The thing to realize about these riders is not only their dedication to their low powered scooters but also to their willingness to step outside their cultural comfort zones. These are not necessarily people who criss cross Europe on a whim and my hat is off to them for taking on a journey that may not involve customs and borders anymore (Croatia is in the European Union) but retains a great deal of foreignness for people who live on an island, drive on the other side of the road and drink beer unlike any other nation's. They do the best they can and make do:
Yet these intrepid riders took their machines and headed out and if you read the comments they are having the time of their lives, the ones that aren't breaking down.
Croatia was one of the countries that made up the former Yugoslavia and that inherited a fabulous chunk of coastline that everyone should enjoy. My wife and I drove it in a car (boo hiss!) a few years ago and really want to go back.
The rally is a town called Biograd na moru whereever that is but it looks like fun riding.
I don't know what engines are powering these lovely old Vespas in the photo below but if they are original they have a top speed around 50 mph so I would not be surprised if they went to the rally by trailer or van. Not all vans did so well either. We call this a wrecker, the English call it "recovery" and either way it costs money.
However a lot of Vespa riders in Britain refuse to go to these events at home or abroad except under their own scooter power, so this dude putting on sunscreen may have ridden all the way for all I know. The English are martyrs to the heat of southern Europe.
I drew a rough Google map to give an idea of a possible route, 1300 miles over 24 hours in a car...Imagine that on a ten horsepower ride chugging up over the Alps to get to...the other side! Intrepid riders.

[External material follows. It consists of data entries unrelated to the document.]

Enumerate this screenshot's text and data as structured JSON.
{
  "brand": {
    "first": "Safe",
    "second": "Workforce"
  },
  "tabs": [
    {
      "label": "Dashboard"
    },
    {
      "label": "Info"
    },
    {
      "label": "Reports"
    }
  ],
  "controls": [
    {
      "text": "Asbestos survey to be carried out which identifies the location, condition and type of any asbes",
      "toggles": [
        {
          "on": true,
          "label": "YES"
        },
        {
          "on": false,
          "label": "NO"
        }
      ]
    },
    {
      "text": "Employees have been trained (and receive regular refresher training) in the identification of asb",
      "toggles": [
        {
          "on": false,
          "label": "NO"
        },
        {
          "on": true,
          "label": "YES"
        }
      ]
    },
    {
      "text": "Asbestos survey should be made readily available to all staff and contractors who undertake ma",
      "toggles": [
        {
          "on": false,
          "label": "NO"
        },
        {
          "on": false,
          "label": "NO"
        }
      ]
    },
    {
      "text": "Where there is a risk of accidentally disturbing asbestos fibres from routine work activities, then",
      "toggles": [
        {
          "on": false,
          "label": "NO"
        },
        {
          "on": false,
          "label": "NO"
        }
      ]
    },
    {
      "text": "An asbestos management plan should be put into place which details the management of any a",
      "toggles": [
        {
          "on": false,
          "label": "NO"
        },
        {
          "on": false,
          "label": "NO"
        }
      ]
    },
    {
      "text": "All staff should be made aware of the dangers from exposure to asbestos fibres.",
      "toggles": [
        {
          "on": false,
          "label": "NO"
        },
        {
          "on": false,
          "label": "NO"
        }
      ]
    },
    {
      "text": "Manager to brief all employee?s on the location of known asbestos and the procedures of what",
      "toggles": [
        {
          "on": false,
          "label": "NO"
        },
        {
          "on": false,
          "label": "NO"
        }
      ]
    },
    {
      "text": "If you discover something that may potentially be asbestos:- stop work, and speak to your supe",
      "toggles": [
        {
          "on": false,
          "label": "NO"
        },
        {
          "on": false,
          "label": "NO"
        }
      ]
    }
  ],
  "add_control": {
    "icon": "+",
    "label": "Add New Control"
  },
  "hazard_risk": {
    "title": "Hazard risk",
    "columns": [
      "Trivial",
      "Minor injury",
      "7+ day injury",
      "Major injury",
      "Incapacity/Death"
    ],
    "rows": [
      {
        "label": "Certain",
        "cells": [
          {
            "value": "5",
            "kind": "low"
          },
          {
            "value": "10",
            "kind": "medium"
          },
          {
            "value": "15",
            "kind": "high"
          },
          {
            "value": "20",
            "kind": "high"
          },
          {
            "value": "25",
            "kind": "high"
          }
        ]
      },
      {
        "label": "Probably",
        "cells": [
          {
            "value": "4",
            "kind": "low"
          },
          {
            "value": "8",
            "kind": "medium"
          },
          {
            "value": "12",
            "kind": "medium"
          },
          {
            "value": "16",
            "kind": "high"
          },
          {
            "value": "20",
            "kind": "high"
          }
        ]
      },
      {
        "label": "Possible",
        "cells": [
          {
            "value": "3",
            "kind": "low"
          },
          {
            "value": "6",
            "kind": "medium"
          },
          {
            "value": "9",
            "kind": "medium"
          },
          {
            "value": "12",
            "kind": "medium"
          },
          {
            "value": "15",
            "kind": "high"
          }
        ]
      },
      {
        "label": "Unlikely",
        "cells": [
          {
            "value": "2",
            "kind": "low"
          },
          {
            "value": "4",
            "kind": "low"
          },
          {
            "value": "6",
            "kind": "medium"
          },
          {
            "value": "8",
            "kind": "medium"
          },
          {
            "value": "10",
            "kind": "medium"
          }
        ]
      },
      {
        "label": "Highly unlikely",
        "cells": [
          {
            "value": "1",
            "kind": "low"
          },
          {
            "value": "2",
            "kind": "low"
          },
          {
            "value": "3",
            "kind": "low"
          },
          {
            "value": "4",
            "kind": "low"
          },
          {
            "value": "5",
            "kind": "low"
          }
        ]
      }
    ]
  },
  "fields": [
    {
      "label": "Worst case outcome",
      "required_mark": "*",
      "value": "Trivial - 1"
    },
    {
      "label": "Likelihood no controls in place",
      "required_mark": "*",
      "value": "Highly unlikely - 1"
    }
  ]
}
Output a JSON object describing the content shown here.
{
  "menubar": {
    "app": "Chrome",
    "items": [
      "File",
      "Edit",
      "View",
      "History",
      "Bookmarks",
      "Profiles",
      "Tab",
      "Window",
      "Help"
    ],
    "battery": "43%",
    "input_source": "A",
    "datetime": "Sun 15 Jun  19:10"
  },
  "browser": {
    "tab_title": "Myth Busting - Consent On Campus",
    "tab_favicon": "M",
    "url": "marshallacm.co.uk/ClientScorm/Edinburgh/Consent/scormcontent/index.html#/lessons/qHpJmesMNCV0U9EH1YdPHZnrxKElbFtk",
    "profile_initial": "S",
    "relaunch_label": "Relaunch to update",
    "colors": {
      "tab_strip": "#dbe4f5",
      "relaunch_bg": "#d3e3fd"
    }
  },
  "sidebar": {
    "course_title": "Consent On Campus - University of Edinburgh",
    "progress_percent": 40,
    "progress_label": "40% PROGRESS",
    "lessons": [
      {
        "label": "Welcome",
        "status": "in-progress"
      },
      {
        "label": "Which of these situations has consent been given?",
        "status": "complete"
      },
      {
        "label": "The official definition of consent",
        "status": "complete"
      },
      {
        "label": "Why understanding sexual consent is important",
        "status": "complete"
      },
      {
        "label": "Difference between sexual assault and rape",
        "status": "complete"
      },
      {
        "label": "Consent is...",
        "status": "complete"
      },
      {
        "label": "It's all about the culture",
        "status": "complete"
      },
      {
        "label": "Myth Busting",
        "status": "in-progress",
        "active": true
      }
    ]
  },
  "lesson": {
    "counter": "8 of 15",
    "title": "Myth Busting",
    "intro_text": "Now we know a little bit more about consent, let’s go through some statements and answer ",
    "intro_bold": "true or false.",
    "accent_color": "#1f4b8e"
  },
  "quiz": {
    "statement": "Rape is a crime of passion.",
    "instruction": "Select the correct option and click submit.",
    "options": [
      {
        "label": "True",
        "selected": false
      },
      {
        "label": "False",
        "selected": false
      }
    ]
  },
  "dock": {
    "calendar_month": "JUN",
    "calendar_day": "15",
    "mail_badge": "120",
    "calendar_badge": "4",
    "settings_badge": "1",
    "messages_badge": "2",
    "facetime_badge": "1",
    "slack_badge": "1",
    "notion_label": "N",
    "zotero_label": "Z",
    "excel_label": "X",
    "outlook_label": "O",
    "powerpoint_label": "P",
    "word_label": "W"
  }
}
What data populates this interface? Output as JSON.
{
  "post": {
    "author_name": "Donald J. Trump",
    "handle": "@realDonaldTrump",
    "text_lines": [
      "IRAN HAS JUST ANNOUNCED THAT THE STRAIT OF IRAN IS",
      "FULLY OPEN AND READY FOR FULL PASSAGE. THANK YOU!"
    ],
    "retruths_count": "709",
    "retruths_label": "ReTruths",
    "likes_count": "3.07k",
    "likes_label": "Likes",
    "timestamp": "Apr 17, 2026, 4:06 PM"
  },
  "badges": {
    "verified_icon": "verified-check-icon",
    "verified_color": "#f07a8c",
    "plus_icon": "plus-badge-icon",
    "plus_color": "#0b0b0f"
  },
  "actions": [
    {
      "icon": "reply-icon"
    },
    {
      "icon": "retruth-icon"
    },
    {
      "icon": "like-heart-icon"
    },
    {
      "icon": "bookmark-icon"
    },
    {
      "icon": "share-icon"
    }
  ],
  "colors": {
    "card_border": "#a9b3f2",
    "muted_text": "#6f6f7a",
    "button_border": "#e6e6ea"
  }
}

Because they are Vespa World Days you can imagine there are scooters from all over the place heading to this jamboree but I went with the British website for the lack of barriers to communication. Of course the British riders start with the over-the-water problem of living on a real island. In this case we see a scooter and an unrelated "proper" motorcycle using the train that takes the Channel Tunnel to go underneath the water complete with cell phone service apparently:
Lots of pictures of Vespas and mountains as the riders made their way south, a mixture of modern and ancient scooters all being ridden:
Yeah. I saw this picture of the Passo Stelvio in June and I shuddered. When I was riding the Dolomites a couple of years ago I got snowed on in July. Nice country! Not exactly tropical though.
2005 meters in Old Money stands at 6600 feet, not a huge mountain pass by western US standards but high in Europe. And conquered by simple two stroke scooters:
This scooter flying the flag of the Isle of Man, with no visible luggage, spent two days riding up and down the infamous Stelvio Pass whose hairpins can be seen in the background in both pictures.
Some scooter riders skipped some of the mountains and rode down Italy to catch a ferry across the Adriatic.
There are blurry pictures of night time fun at the rally, but my interest here is in the journey not the embarrassment of alcohol. Well earned though considering the effort to get there. And by the time you read this the scooters will be starting their treks home.
It's not always obvious from this side of the Atlantic but it turns out there is a substitute for cubic capacity! It's called riding what you've got, no excuses!